Dysregulated mitochondrial dynamics in Parkinson's disease toxin models. Dynamic balance between mitochondrial fission and fusion is required for normal cell homeostasis and function. Mitochondrial fusion occurs when mitofusion proteins (Mfn) link the outer mitochondrial membranes of two separate mitochondria, and the protein Opa1, which resides in the inner mitochondrial membrane, facilitates fusion of the inner mitochondrial membranes, resulting in the fusion of one mitochondria from two. Mitochondrial fission occurs when the fission protein Fis1 demarks the outer mitochondrial membrane, and by interaction with Drp1, promotes the fission of a single mitochondria into two individual mitochondria. Excessive mitochondria fusion is detrimental to cell survival, and rotenone promotes aberrant mitochondrial fusion.

FIG. 2.

Chemical structures of toxins that induce mitochondrial dysfunction and are used to model experimental Parkinson's disease.

FIG. 3.

Schematic of the MPTP/MPP⁺ metabolic pathway and neurotoxicity. Following systemic administration, MPTP readily crosses the blood-brain barrier (BBB). Within the brain, MPTP is metabolized into the toxic MPP⁺ species by the enzymatic action of monoamine oxidase-b (MAO-B) within glia cells. The MPP⁺ is then released into the extracellular space where it is selectively taken up into dopamine neurons by the dopamine transporter (DAT).

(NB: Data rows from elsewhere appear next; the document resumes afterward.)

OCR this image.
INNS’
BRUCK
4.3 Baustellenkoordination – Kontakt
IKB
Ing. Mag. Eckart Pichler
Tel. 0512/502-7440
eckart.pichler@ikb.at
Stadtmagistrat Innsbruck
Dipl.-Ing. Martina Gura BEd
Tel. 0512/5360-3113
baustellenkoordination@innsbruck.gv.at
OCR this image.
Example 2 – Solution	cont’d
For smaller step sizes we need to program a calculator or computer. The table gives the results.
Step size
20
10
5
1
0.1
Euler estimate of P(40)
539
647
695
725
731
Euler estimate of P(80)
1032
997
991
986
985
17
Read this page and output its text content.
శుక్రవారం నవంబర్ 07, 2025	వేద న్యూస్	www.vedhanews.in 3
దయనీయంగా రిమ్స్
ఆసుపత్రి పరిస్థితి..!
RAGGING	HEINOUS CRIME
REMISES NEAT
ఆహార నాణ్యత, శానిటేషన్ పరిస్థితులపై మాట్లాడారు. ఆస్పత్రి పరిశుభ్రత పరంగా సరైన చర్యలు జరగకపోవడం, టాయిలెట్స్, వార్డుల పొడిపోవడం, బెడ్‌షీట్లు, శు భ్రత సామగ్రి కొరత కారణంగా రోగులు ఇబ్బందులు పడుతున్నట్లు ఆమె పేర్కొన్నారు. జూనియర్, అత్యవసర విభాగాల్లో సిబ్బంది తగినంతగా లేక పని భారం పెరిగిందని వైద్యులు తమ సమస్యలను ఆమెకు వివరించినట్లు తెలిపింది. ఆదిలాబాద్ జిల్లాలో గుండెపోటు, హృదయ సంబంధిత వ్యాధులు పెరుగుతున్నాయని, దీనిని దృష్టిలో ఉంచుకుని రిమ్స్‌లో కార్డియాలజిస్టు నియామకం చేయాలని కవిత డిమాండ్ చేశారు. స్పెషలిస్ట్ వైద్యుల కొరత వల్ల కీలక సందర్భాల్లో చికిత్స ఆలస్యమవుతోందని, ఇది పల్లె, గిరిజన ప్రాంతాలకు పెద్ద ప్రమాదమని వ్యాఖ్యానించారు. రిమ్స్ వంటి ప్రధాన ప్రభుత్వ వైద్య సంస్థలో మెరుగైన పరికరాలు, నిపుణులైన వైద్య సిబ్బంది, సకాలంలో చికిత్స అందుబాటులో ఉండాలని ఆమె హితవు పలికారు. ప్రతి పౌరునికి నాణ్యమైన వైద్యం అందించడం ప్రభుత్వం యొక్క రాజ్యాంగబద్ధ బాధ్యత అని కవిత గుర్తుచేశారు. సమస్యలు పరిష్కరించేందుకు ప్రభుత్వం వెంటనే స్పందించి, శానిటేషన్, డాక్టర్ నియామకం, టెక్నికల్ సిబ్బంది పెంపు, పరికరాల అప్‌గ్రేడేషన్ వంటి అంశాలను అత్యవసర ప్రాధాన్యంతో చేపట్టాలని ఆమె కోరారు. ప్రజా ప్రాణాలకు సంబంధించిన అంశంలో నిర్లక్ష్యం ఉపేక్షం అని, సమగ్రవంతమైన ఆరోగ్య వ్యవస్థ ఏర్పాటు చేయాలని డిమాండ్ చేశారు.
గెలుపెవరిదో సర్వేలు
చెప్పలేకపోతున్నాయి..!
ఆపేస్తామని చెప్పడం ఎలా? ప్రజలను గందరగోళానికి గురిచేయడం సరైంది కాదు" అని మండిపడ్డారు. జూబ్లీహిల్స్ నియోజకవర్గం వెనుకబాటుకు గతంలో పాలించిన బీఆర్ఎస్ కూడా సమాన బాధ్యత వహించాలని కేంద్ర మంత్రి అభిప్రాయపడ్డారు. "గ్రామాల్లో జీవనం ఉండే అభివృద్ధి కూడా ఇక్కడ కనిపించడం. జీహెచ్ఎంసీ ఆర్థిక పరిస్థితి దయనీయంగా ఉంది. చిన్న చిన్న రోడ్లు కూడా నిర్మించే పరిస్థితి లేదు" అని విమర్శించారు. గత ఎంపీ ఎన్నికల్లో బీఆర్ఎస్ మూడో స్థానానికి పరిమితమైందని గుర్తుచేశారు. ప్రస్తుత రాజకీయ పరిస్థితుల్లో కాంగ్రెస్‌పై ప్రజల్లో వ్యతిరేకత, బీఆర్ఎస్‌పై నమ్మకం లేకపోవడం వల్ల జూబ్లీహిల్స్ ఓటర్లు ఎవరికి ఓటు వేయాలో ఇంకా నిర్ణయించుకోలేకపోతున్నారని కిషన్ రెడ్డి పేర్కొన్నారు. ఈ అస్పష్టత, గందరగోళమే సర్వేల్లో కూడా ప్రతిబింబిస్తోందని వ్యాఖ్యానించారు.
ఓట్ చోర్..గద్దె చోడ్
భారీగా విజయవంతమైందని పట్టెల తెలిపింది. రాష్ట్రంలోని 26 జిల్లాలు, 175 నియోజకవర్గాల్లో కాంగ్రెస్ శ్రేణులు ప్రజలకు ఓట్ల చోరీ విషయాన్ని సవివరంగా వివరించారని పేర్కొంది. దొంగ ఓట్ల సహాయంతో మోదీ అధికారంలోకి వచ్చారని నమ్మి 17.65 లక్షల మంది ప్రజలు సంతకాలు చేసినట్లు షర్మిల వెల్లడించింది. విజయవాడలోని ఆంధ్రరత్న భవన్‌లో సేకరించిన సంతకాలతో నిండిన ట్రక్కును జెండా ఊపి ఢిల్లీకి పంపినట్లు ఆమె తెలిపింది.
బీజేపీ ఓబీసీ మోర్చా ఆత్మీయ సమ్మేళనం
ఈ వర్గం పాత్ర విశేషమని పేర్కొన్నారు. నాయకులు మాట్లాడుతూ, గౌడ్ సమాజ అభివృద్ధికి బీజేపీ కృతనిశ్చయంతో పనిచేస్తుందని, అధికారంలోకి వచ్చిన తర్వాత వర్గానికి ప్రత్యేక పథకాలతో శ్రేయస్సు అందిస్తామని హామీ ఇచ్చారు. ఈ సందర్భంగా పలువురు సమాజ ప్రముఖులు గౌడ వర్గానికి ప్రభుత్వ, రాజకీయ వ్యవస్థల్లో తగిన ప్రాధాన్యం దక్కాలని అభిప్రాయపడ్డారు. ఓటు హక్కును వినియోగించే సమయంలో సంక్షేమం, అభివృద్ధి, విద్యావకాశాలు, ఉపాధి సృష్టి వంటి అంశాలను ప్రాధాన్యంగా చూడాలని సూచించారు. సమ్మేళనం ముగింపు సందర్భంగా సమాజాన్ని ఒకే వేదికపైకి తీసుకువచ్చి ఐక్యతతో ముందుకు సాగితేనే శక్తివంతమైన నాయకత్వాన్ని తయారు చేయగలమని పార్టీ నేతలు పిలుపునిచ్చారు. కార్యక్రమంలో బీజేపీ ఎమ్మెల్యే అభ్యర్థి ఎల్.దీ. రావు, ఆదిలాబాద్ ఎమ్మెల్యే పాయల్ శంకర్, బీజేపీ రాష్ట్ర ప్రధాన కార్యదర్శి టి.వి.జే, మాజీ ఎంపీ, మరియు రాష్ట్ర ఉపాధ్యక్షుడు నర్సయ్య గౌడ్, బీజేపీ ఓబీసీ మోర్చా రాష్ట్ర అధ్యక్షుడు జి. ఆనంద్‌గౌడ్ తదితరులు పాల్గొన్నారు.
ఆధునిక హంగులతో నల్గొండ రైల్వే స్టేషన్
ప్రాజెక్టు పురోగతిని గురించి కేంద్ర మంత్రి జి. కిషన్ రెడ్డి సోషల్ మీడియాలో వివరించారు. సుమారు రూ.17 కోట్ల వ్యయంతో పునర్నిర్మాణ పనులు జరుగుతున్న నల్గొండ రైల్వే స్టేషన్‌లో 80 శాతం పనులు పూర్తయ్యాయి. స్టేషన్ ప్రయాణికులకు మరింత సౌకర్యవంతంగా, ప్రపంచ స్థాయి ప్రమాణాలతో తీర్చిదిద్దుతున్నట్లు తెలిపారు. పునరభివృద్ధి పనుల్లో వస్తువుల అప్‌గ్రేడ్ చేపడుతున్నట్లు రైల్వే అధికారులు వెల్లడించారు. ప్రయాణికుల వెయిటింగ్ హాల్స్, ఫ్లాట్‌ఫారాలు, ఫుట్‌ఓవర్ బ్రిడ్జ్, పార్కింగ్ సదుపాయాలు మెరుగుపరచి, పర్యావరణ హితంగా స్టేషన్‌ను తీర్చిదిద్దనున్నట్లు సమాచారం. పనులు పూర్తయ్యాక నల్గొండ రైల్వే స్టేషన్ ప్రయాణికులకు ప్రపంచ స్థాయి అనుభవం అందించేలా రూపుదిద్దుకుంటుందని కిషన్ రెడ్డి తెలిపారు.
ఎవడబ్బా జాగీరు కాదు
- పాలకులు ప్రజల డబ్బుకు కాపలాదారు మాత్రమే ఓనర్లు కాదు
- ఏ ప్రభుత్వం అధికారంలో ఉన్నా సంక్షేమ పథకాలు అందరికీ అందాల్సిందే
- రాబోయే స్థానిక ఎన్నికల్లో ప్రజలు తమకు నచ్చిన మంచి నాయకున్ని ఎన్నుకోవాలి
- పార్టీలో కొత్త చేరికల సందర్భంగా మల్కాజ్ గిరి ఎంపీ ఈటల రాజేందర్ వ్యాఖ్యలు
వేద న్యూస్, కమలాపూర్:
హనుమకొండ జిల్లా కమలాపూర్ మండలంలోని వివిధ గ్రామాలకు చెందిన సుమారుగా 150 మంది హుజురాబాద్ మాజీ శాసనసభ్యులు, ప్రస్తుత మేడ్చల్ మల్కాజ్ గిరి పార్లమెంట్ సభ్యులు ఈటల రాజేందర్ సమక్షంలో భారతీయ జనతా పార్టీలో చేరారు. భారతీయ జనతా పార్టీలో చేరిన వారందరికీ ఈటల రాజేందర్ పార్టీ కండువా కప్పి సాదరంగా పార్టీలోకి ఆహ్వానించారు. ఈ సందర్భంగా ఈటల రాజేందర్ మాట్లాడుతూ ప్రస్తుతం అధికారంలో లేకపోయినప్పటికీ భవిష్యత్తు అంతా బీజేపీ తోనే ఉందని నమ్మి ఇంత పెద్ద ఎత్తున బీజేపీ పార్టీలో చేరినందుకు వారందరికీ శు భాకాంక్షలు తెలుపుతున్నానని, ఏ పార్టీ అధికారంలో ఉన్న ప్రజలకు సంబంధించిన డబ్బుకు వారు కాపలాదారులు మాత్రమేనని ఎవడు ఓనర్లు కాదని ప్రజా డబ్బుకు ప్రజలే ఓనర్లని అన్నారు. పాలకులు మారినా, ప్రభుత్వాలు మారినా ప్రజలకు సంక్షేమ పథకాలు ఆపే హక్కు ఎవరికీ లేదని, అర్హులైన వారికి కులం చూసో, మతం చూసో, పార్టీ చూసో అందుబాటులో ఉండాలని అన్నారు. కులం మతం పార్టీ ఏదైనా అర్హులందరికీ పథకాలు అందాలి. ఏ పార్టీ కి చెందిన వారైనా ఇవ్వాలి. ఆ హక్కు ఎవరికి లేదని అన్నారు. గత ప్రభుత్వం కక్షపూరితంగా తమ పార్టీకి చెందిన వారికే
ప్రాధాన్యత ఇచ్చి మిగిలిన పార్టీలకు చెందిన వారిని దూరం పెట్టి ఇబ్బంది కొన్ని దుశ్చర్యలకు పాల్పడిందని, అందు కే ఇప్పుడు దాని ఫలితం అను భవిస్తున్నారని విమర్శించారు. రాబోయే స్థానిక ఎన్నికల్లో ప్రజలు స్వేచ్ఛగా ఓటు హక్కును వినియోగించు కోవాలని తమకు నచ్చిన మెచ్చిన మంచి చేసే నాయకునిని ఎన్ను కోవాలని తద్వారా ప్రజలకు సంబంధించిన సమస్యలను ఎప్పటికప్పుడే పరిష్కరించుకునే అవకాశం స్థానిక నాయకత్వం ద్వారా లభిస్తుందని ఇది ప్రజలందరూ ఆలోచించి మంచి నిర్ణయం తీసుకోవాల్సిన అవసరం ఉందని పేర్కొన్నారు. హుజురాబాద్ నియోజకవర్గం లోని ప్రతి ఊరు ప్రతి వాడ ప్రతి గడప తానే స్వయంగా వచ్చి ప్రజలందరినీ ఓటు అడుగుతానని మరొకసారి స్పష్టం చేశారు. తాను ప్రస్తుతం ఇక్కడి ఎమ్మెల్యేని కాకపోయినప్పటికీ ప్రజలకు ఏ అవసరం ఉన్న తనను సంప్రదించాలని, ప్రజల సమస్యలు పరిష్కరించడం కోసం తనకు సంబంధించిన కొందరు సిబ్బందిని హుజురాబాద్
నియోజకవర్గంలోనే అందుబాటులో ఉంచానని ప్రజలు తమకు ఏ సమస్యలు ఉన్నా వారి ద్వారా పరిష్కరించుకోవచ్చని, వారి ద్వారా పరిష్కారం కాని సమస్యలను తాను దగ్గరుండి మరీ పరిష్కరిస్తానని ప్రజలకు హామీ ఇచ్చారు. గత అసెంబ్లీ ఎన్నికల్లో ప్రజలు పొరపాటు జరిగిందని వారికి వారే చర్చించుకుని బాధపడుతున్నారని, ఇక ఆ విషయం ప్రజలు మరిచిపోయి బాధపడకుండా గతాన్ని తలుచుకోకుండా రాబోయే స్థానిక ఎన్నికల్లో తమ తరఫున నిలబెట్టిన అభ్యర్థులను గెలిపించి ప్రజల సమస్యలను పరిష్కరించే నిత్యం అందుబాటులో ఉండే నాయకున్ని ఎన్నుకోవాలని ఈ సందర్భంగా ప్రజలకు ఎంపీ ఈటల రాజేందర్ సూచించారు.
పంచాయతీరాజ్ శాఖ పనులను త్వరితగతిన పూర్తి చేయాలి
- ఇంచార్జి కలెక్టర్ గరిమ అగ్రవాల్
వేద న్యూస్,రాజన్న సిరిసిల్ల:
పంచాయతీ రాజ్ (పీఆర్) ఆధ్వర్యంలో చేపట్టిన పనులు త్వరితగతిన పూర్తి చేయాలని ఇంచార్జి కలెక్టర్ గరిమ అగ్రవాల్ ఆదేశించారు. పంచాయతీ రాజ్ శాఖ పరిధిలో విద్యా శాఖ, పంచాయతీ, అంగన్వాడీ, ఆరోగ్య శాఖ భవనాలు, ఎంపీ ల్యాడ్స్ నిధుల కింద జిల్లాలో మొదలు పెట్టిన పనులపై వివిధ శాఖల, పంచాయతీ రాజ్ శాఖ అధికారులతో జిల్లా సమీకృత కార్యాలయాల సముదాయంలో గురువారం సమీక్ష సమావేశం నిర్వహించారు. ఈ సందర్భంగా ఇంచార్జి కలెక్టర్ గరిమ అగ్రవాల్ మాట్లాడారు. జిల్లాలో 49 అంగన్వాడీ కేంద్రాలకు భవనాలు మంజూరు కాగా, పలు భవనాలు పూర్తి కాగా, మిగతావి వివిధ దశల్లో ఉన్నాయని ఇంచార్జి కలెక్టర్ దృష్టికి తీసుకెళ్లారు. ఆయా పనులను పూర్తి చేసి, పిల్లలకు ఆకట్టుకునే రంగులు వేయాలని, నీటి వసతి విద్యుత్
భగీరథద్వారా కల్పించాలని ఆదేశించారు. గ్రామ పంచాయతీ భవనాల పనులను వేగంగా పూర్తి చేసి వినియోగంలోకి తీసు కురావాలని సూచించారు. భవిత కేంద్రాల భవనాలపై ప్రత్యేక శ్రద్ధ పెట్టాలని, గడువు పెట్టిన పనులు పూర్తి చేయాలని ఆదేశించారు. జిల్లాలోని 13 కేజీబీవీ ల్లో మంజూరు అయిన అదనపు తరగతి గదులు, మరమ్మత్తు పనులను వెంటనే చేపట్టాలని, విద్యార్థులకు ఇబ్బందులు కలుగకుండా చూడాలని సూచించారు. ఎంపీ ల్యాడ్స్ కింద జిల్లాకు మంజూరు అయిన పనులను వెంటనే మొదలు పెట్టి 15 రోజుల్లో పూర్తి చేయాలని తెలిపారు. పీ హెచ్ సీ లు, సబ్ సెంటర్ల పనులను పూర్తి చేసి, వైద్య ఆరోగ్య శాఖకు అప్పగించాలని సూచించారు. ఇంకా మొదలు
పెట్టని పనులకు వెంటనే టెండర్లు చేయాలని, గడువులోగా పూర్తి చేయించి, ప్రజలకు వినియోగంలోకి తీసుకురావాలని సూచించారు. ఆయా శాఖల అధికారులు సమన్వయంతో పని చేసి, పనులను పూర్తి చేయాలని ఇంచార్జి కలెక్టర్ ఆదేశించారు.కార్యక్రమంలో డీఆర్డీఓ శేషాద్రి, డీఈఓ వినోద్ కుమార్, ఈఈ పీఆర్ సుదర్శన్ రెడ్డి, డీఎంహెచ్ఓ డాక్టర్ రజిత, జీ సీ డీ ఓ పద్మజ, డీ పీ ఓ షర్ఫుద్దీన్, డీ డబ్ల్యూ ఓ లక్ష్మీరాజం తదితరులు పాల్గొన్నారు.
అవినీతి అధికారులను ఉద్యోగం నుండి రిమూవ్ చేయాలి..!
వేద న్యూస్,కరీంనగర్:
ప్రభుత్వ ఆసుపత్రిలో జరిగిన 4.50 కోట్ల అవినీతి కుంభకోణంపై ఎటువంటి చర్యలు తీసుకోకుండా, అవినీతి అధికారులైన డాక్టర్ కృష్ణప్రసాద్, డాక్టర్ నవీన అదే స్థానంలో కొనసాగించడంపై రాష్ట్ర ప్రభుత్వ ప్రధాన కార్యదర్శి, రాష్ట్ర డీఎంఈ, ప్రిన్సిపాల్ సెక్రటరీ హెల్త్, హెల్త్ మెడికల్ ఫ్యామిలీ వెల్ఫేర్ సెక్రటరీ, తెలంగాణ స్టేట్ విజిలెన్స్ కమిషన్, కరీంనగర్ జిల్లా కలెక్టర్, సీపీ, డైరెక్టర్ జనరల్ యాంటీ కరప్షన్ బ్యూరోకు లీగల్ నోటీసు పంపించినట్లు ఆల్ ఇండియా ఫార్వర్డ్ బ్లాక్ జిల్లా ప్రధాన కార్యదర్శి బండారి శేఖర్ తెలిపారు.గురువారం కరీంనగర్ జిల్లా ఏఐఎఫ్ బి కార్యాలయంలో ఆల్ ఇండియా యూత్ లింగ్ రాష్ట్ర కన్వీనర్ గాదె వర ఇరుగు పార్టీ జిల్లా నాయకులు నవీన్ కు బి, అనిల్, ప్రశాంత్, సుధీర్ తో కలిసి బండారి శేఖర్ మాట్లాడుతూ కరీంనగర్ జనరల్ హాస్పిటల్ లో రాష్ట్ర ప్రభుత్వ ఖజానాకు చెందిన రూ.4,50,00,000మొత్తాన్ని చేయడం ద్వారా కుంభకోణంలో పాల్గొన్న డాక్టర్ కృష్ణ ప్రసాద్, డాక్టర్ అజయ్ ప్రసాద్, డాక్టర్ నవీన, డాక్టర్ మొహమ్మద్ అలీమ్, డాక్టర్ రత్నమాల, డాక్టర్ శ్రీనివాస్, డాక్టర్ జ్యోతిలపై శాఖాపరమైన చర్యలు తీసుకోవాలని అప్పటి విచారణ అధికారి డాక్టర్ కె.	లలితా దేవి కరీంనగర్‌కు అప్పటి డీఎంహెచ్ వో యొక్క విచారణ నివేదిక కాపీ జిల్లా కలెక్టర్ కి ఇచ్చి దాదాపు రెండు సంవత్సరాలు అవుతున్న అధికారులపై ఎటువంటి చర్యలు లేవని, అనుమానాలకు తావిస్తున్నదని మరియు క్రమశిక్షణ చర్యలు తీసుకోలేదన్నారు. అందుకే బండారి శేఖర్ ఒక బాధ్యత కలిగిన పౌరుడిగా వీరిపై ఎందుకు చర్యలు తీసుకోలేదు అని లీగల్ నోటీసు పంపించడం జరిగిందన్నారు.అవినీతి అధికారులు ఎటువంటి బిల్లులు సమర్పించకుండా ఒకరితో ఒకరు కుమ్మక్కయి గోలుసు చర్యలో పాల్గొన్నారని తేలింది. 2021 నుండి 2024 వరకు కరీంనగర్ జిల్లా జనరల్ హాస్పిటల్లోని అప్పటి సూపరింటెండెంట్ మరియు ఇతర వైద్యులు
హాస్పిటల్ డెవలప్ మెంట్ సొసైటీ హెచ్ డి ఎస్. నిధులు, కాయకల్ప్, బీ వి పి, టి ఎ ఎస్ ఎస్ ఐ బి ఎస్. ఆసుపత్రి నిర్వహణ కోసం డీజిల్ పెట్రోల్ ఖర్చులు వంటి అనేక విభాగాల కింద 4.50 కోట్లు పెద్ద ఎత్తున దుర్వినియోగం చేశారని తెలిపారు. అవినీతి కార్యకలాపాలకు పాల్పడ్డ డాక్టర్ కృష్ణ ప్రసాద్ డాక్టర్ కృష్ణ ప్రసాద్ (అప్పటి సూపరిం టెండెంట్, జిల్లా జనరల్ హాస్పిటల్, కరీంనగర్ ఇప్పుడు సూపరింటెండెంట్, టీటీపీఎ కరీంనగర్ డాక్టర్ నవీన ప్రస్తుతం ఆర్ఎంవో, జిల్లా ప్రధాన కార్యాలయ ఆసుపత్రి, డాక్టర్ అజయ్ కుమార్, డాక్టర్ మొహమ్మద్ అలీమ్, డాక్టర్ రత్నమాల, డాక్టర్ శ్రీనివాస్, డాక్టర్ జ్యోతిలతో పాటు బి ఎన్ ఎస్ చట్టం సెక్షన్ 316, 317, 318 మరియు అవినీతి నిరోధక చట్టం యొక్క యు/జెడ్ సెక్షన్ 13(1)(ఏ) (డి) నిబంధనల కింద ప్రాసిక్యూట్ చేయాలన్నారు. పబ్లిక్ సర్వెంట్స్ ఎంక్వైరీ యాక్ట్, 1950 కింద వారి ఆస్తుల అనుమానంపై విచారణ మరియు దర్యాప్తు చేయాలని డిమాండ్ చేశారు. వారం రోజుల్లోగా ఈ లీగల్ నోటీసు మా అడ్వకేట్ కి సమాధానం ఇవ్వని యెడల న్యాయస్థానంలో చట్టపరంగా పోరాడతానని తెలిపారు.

Once inside the DAergic neurons, the MPP⁺ is taken up by and concentrated within mitochondria, where it binds and inhibits mitochondrial complex I (C I), inducing general mitochondrial dysfunction and generating oxidative stress, culminating in cell death.

FIG. 4.

Mitochondrial dysfunction and the oxidative stress model of dopamine neuron cell death. Within DA neurons, the toxins MPP⁺ and rotenone inhibit mitochondrial complex I (c-I), decreasing endogenous antioxidants and generating oxidative stress from complexes I and III (c I, c III, respectively) which leads to oxidation of macromolecules. Additionally, cytochrome c (Cyt c) is released from the intermitochondrial space, activating caspase signaling and subsequent apoptotic cell death. The toxin paraquat accepts electrons from complex I (c I) and functions as a redox cycler to generate oxidative stress and subsequent mitochondrial dysfunction leading to DA neuron death in a manner similar to MPP⁺ and rotenone. The toxin maneb (MB) is believed to induce DA neuron cell death via mechanisms similar to MPP⁺, rotenone and PQ, although MB does so by inhibiting mitochondrial complex III (c-III).

FIG. 5.

Schematic of oxidative phosphorylation and the mitochondrial electron transport chain. The electron transport chain resides within the inner mitochondrial membrane (IM) and provides cellular energy by oxidative phosphorylation. The toxins MPP⁺ and rotenone inhibit complex I (c I), while the toxin maneb (MB) is an inhibitor of complex III (c III). As a result of inhibition, oxidative stress is generated by C I and C III. C II, complex II; c IV, complex IV; c V, complex V; IMS, intermembrane space; OM, outer mitochondrial membrane.

FIG. 6.

Mitochondrial dysfunction and the ATP energy crisis model of dopamine neuron cell death. Inhibition of mitochondrial complex I (c I) and redox cycling by paraquat (PQ) decreases ATP levels, which may lead to compromised function of the ubiquitin proteasome system (UPS) and bioenergetic crisis within DA neurons, culminating in cell death.

FIG. 7.

Mitochondrial dysfunction and the mitochondrial calcium overload/glutamatergic excitotoxic cell death model in dopamine neurons. Within DA neurons, rotenone treatment causes an increase in glutamate and a cytoplasmic influx of calcium (Ca²⁺) through the NMDA receptor (NMDA R) and through cav1.3 L-type Ca²⁺ channels, likely culminating in excitotoxic cell death. Paraquat (PQ) may also contribute to excitotoxic DA neuron death due to its function as a redox cycler.

FIG. 8.

The redox cycling mechanism of paraquat. The paraquat dication (PQ²⁺) accepts electrons (e^-) from complex I (c I) and is reduced, generating the paraquat radical (PQ^•+) which potently reacts with O₂ to generate superoxide (O^•-).